It can be hard to tell from just looking at a couple of papers. Communicating with a cosmologist actively working in the general area would probably give you a pretty clear picture of the overall status. Sadly, it's been too many years for me.

12. Apr 17, 2017 at 10:40 AM

### phyzguy

This has been up as a featured post for a while and nobody else has responded, so let me add something else. The following quote is from the paper I posted in Post #1,
"Thus the physical meaning of these calculations is simple: according to our approximation, it is not the average but the typical energy density that governs the expansion rate of the Universe. At high redshifts, where the distribution is fairly symmetric, the typical value of (mode of the PDF) is close to the average and the Universe evolves without backreaction. At late times skewness increases, the volume of the Universe is dominated by voids, and the typical value of is negative, thus effectively M < 1. High density regions, where metric perturbations are perhaps the largest, are inconsequential to this effect: what matters is the non-Gaussianity of the density distribution, in particular, the large volume fraction of low density regions, as advertised earlier."
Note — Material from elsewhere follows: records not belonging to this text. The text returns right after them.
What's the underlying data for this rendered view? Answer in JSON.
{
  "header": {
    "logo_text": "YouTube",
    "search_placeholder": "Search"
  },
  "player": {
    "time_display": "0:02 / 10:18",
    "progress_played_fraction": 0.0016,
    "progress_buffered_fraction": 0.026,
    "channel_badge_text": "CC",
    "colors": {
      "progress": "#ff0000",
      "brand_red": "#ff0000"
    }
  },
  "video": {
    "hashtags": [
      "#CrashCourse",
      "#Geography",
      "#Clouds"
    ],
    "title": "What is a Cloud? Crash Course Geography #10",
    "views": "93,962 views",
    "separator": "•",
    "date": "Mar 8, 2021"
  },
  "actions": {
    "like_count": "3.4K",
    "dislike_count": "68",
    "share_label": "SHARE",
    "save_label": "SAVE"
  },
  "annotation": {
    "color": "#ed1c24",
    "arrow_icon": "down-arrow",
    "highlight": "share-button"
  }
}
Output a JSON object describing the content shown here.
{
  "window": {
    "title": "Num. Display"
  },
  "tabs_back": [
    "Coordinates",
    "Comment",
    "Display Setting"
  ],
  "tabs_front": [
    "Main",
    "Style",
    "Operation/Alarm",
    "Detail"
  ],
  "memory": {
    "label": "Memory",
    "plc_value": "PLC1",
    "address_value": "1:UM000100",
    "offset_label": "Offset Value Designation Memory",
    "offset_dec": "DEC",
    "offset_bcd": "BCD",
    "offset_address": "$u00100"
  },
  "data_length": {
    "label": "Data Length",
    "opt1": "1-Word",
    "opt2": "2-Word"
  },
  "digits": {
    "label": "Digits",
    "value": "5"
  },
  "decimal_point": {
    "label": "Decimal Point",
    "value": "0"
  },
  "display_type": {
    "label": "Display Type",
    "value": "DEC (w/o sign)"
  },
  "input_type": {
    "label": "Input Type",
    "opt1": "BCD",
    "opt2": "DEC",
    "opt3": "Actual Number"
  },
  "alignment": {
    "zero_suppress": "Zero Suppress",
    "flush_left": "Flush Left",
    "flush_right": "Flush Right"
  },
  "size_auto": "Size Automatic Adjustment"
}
This makes perfect sense to me. Early on, when the universe is of uniform density, the Friedmann equation works fine, but at late times the density becomes highly non-uniform. In today's universe, most of the volume is in regions of below average density. These regions expand faster because of their lower density, and so the apparent expansion of the universe accelerates. Can anyone offer a rebuttal and explain to me why this picture doesn't make sense?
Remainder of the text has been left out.